Boutique properties in this tier, nationally, have learned that the bar is often the revenue driver and the reputation engine simultaneously. At properties like those represented by Allegory in Washington, D.C. or Bitter and Twisted in Phoenix, the bar program operates as the primary identity of the property in the wider market, drawing non-guests and generating press coverage that lifts the rooms product. That dynamic is available to Citrus Sky Bar if the program is built to pursue it.
Who Comes Here and Why It Works for Them
The audience for Citrus Sky Bar is reasonably specific. Guests staying at the hotel represent the captive base, but the bar's rooftop positioning and lakefront exposure makes it a plausible destination for day-trippers from Orlando who want a slower, less theme-park-adjacent afternoon, and for Lake County locals who want something with more character than the standard chain options along US-441. Seaplane tourists, who tend to arrive with disposable time and some appetite for novelty, are a natural third segment.

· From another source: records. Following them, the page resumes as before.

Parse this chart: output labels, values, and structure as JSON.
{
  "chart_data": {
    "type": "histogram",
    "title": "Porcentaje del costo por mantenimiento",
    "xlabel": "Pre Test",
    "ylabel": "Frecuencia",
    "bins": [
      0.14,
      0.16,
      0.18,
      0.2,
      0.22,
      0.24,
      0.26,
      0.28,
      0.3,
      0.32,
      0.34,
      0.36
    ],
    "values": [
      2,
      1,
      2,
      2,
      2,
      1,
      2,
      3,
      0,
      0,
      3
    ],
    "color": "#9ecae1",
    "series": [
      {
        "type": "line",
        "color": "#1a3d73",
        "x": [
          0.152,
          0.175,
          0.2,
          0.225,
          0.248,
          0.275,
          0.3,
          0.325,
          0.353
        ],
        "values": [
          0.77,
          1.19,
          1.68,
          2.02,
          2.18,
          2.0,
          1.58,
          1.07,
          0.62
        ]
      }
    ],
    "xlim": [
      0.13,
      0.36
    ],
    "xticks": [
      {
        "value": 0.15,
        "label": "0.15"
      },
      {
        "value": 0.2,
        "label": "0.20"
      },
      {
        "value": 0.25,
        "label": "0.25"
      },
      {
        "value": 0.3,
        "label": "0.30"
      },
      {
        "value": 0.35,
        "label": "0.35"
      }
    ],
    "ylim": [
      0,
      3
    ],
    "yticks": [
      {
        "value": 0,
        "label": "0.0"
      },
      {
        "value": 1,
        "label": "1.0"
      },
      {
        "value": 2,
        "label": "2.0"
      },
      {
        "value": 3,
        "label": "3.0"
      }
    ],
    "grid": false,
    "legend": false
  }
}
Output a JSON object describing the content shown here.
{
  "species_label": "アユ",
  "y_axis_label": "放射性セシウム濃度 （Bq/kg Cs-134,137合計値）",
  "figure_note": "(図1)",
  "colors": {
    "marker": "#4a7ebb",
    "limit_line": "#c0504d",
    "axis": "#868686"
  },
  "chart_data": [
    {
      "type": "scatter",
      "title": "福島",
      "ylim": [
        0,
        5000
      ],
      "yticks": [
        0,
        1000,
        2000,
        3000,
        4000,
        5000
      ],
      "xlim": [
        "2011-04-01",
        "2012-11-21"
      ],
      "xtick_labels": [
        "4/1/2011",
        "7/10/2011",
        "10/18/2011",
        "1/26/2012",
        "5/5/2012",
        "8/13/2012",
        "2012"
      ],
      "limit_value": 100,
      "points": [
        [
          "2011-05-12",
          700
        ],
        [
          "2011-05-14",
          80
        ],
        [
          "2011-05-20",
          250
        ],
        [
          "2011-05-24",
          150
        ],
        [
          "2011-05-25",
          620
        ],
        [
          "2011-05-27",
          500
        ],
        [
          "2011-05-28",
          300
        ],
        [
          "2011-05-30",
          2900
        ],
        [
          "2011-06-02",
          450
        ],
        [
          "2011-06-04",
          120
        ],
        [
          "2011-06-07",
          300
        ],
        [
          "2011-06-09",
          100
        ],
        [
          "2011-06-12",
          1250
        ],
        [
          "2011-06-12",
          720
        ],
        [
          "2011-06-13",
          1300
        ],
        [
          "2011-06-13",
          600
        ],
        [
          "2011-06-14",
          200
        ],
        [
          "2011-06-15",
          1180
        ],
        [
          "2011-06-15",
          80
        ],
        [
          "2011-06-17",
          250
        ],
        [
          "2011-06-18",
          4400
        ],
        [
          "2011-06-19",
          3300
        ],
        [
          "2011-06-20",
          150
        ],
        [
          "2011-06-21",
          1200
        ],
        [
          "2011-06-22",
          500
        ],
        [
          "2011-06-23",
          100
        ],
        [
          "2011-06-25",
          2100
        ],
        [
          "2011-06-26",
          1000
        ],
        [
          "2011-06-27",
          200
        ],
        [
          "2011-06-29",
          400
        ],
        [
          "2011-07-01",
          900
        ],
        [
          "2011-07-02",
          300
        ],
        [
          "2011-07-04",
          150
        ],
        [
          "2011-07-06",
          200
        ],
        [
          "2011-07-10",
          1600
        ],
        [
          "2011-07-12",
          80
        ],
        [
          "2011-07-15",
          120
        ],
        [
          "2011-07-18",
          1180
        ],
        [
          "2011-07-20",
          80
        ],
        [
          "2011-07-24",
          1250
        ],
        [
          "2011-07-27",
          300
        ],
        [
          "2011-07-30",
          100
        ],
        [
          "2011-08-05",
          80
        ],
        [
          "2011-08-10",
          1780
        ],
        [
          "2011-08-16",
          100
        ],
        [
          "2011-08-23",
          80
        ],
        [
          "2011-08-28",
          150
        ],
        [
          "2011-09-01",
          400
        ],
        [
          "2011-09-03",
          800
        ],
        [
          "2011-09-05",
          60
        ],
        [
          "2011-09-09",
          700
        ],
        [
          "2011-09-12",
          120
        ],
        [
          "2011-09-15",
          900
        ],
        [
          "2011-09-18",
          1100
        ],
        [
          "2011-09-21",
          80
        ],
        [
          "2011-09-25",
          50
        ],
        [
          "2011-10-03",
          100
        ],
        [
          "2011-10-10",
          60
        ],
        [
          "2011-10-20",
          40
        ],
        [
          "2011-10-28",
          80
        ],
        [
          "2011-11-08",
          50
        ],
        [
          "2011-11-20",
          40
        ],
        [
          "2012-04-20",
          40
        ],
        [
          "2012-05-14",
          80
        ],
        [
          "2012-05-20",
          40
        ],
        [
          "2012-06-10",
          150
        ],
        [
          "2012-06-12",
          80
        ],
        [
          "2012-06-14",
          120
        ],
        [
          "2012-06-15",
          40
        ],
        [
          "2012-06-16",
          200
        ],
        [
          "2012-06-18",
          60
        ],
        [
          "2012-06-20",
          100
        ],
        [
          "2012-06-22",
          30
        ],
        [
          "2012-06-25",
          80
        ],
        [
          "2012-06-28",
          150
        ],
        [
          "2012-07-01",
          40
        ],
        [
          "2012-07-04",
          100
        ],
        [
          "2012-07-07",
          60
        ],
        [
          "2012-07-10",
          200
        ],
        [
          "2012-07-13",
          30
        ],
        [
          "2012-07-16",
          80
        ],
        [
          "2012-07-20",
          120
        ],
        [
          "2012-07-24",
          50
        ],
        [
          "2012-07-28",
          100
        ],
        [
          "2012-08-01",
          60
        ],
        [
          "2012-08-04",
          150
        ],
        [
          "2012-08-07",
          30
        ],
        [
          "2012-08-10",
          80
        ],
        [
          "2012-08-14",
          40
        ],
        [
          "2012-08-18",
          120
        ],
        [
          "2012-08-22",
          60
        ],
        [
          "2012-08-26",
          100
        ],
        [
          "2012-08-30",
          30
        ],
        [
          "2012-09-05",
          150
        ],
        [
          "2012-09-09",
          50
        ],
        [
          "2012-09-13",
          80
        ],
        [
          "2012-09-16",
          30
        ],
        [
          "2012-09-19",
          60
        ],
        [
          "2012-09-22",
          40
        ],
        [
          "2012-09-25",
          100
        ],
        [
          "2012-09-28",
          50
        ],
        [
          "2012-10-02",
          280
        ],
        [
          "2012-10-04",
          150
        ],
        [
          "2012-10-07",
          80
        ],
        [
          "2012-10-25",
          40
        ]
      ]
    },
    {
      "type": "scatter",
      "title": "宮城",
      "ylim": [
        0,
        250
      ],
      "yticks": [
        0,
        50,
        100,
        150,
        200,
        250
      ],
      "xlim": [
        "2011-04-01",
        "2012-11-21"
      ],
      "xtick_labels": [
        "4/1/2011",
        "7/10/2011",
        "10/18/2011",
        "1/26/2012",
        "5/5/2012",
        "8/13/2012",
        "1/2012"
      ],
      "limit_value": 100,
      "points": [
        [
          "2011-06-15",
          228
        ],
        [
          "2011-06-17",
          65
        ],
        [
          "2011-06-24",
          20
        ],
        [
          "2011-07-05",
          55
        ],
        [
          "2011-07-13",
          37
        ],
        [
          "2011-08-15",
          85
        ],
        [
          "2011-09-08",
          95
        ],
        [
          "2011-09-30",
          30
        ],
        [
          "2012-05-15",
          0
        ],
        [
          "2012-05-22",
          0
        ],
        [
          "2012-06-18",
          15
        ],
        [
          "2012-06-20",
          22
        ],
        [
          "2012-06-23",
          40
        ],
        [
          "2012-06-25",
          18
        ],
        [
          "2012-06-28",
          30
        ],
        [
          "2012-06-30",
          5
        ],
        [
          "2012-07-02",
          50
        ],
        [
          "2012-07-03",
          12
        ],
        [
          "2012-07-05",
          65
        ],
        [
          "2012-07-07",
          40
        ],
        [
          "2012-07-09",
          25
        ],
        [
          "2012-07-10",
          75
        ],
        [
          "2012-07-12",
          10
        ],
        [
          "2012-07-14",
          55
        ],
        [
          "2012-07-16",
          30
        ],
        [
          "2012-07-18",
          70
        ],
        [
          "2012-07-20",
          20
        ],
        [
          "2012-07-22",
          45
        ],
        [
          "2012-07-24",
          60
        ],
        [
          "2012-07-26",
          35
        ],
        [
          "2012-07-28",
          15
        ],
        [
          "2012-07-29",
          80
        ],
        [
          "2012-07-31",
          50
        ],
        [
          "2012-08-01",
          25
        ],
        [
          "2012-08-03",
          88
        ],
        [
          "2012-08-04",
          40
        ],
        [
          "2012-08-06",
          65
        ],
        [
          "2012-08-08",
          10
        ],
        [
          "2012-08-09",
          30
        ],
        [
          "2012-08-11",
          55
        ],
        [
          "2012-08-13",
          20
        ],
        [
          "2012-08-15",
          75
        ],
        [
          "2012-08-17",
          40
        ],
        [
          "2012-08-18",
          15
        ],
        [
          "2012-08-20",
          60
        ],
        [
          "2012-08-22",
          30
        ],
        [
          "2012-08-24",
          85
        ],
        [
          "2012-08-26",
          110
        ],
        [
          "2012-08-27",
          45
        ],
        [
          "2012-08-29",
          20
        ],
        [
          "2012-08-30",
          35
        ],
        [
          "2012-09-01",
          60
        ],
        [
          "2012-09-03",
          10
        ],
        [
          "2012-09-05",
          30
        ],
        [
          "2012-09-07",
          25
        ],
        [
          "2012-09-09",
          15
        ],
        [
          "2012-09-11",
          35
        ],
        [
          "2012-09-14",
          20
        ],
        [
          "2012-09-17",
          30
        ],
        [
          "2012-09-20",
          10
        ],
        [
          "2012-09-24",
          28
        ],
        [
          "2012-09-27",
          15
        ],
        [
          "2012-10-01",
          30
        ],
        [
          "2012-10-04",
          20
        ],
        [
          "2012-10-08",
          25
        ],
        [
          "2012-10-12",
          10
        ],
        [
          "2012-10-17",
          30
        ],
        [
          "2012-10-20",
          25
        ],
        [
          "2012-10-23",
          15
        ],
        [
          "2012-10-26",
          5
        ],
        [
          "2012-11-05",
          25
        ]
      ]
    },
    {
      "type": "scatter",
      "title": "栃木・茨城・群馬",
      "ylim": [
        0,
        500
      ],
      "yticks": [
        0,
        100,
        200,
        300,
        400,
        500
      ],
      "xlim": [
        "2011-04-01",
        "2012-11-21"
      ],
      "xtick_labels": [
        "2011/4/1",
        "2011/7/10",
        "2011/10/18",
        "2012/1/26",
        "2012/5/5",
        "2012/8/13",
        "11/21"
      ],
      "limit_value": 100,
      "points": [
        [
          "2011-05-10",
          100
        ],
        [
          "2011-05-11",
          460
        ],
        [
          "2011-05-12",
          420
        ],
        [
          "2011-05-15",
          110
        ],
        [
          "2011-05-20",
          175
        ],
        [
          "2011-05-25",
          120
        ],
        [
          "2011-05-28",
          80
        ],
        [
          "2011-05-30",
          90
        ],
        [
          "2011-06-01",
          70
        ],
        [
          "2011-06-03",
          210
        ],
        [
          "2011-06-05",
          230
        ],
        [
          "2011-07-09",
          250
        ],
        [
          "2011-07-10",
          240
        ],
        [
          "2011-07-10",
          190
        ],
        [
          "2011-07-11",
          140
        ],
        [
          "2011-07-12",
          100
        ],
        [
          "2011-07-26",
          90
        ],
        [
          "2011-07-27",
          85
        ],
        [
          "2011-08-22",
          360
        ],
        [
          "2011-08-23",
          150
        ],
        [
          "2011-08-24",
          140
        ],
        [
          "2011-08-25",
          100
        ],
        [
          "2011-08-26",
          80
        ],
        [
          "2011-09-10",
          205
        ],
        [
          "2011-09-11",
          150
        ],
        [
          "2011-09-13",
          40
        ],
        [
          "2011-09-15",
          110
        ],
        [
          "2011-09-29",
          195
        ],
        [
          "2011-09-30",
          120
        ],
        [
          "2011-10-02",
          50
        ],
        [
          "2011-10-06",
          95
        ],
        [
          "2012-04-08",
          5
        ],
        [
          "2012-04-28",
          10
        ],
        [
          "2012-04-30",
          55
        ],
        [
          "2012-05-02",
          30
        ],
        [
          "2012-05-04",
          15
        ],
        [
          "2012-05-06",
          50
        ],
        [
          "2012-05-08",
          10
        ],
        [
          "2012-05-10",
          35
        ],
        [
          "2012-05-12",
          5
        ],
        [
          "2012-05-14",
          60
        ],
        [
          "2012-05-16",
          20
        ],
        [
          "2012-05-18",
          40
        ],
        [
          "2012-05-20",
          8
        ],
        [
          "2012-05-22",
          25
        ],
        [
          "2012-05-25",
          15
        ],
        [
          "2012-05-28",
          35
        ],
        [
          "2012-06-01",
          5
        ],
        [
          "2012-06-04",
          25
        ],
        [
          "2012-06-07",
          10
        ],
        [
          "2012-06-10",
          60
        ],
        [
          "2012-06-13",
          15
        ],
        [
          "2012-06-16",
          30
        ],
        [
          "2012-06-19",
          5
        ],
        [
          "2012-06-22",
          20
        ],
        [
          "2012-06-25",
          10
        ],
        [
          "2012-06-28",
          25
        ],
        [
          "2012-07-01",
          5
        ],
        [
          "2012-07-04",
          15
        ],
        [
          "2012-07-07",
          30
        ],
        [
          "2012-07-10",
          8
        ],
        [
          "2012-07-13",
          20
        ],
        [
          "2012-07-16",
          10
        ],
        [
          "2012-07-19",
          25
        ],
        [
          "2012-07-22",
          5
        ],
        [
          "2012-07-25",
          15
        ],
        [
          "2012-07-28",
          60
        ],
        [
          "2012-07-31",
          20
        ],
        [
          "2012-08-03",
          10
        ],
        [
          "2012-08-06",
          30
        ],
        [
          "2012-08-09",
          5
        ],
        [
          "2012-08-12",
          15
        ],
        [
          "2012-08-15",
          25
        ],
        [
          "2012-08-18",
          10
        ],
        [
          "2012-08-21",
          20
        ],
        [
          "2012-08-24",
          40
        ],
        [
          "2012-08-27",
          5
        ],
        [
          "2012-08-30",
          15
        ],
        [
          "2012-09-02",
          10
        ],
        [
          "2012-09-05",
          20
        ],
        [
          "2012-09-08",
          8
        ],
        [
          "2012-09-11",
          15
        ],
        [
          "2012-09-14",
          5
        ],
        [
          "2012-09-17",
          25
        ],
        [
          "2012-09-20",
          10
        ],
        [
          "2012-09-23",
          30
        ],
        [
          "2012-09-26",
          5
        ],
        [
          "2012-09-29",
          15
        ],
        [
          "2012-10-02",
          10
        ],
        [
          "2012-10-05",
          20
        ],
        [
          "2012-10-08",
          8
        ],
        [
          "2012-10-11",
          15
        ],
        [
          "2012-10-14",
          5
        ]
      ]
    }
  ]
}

For comparison, bars like Superbueno in New York City, ABV in San Francisco, Bar Kaiju in Miami, and Canon in Seattle each serve a defined local audience alongside destination seekers. The Citrus Sky Bar's equivalent local audience is smaller by population, which means the bar has to work harder to create reasons for repeat visits and destination traffic. A drinks program that changes seasonally, engages with Florida's citrus harvest calendar, or references the lake culture in specific ways would create exactly those reasons. See also The Parlour in Frankfurt for an example of how a smaller-market bar builds identity through program depth rather than scale.
Planning a Visit
The hotel sits at 199 W Ruby Street in downtown Tavares, a short walk from the lakefront marina and the city's seaplane base. Tavares is roughly 35 miles northwest of downtown Orlando, making it a viable half-day or full-day trip from the city rather than an overnight requirement, though the boutique hotel format makes the overnight case easy if you're looking to move through Lake County at a slower pace. For the broader context of what Tavares and the surrounding area offer in food and drink, see our full Tavares restaurants guide. Specific booking details, hours, and current menu information are leading confirmed directly with the property before arrival, as operational details in this tier of boutique hospitality can shift seasonally.
At a Glance
- Scenic
- Lively
- Casual Hangout
- Group Outing
- After Work
- Waterfront
- Terrace
- Hotel Bar
- Lounge Seating
- Outdoor Terrace
- Classic Cocktails
- Rum
- Waterfront
Vibrant tropical atmosphere with garden and firepit areas; guests praise friendly staff and great views from the Citrus Sky Bar.